Another limitation or methodological issue to consider in this study was the large proportion of participants in both the HFA and control samples that were eliminated from the analyses due to insufficient numbers of error trials from which to compute a reliable grand average ERN waveform. The participants included in the final sample were representative of the total sample insofar as they did not differ from the others in terms of age, verbal or performance IQ, or symptom severity. However, larger sample sizes would clearly be beneficial for documenting group differences in the ERN, as well as for better understanding the nature of the associations between ERN amplitude and individual differences in symptom presentation, social/emotional functioning and medications among children with HFA. In future research on the ERN in autism it will be important to develop tasks that are more flexible in terms of difficulty level so that task parameters including stimulus presentation rate and response time limits can be titrated to an individual’s performance. The results of this study suggest that such improvements in the applications of ERN paradigms to the study of autism are both possible and warranted.

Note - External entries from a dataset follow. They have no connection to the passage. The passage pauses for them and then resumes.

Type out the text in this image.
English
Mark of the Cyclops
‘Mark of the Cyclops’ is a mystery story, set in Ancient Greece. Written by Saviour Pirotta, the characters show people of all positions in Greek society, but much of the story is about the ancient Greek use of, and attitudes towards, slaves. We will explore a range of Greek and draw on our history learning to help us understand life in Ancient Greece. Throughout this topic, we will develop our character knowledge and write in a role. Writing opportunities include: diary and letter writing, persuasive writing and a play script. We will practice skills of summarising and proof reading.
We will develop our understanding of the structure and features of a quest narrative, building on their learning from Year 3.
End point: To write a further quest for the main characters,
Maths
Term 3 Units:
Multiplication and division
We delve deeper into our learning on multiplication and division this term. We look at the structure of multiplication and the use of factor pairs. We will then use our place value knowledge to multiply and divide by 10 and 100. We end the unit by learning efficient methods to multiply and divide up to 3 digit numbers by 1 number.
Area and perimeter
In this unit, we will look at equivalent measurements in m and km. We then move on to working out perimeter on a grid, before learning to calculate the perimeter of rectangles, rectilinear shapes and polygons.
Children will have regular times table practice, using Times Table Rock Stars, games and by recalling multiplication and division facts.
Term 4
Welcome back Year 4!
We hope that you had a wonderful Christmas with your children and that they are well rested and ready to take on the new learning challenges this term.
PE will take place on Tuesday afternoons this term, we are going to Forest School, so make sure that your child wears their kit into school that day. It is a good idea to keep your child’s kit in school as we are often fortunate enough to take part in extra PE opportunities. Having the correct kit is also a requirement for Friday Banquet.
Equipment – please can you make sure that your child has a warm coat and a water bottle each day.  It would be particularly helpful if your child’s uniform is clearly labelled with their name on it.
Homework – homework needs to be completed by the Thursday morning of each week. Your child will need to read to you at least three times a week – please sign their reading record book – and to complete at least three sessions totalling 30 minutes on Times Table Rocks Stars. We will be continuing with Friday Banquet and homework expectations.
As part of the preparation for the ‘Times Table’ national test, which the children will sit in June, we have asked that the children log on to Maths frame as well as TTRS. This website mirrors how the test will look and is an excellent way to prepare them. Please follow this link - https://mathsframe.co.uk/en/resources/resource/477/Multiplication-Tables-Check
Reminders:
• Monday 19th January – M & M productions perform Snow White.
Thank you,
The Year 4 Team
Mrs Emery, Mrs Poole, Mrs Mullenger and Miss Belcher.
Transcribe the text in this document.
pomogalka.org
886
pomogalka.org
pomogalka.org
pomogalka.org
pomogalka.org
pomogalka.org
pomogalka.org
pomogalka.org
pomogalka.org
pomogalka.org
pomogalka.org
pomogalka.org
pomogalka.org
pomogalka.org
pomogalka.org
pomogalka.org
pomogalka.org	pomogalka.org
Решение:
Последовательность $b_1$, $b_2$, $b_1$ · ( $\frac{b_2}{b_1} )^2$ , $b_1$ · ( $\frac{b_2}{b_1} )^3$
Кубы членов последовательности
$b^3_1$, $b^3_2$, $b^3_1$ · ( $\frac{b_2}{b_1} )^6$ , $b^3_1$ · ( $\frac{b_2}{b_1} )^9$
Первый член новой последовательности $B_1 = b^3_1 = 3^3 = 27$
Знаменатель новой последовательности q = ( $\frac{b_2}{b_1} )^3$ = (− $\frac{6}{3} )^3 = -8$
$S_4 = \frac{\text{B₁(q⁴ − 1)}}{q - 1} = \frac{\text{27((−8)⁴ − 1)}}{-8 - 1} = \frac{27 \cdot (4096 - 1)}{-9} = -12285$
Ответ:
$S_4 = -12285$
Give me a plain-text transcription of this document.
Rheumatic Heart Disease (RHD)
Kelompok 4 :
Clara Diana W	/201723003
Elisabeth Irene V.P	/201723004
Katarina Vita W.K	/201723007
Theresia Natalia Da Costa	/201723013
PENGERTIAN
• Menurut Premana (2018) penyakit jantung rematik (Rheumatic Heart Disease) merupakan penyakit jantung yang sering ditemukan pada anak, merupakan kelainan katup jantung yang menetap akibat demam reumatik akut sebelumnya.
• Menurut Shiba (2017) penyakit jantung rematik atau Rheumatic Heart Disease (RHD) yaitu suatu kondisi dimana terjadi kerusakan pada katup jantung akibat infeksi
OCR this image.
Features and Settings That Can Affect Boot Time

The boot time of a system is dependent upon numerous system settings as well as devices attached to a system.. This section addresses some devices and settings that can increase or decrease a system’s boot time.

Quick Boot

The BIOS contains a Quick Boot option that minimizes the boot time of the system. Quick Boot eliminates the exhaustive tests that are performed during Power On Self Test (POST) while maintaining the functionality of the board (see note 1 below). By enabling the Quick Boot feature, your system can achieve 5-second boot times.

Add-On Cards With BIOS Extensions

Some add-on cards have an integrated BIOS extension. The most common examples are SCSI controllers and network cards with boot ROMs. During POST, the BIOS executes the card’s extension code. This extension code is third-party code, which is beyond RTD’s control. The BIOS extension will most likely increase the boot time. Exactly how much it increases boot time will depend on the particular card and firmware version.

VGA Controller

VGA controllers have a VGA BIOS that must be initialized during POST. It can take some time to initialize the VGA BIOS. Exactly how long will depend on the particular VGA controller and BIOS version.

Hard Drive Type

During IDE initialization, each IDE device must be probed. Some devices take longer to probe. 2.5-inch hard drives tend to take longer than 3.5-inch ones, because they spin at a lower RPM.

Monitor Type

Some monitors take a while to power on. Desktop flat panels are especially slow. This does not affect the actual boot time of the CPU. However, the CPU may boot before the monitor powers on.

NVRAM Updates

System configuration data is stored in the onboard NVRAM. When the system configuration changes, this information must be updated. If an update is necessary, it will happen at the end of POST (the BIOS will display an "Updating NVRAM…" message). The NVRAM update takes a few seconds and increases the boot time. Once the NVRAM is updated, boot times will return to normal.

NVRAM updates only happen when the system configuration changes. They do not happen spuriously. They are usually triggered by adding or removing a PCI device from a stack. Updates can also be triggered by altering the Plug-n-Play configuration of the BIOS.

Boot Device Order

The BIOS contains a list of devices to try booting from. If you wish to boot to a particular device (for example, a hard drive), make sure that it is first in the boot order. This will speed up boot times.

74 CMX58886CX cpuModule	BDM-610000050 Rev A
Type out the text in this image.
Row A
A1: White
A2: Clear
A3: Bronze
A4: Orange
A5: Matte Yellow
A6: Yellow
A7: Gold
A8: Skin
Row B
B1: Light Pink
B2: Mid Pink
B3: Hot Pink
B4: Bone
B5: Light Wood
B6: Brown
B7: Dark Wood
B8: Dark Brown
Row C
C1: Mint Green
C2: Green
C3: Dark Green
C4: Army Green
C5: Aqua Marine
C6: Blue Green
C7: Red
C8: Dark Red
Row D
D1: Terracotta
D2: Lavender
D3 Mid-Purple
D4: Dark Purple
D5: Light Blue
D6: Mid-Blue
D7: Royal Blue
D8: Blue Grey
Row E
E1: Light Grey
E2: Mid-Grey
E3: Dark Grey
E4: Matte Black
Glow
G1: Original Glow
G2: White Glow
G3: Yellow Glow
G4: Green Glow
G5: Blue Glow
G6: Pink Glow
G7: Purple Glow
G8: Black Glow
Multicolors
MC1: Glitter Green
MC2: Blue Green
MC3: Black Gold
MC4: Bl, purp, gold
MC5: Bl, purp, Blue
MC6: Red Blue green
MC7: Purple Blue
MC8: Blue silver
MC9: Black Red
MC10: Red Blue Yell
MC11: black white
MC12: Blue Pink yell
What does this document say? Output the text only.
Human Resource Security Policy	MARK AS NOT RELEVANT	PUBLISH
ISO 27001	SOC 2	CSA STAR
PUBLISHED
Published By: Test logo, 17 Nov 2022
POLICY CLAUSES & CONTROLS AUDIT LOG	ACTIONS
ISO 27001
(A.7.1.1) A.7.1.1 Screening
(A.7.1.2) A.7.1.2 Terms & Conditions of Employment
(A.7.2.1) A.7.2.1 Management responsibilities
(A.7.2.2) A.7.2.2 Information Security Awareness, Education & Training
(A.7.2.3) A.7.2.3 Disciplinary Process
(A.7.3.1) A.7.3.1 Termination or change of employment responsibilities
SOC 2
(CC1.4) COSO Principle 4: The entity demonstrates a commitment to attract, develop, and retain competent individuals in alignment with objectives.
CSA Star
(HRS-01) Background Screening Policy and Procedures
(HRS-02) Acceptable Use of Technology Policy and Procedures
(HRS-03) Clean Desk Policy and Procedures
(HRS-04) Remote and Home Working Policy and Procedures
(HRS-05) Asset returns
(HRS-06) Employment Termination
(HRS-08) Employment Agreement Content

Finally, the low level of spatial resolution permitted in an EEG study such as this prevents us from being able to make definitive statements about the neural sources of individual differences in the ERN, the extensive literature on the likely ACC source localization of ERN notwithstanding (see Holroyd & Coles, 2002 for review). However, there are clear advantages to using EEG/ERP paradigms such to study the neurobiology of childhood psychopathologies, such as, autism. EEG collection is non-invasive and allows for much greater temporal resolution compared to other methods. Moreover, its cost benefit ratio is low compared to some imaging technologies enhancing the capacity of ability to research to examine phenomenon in relatively large samples of children. Larger sample studies permit a more powerful examination of hypotheses regarding the nature of individual differences in autism and provide the statistical power to adequately control for the numerous extraneous variables present in such research. As the results of this study hopefully illustrate, understanding individual differences in neural functioning and symptom presentation among children with autism may significantly inform critical issues concerning the nature, diagnosis, and treatment of this disorder.
This paper reports a study that is part of a program of research supported by MH-071237 (P. Mundy, P.I.) and the University of Miami Center for Autism and Related Disabilities.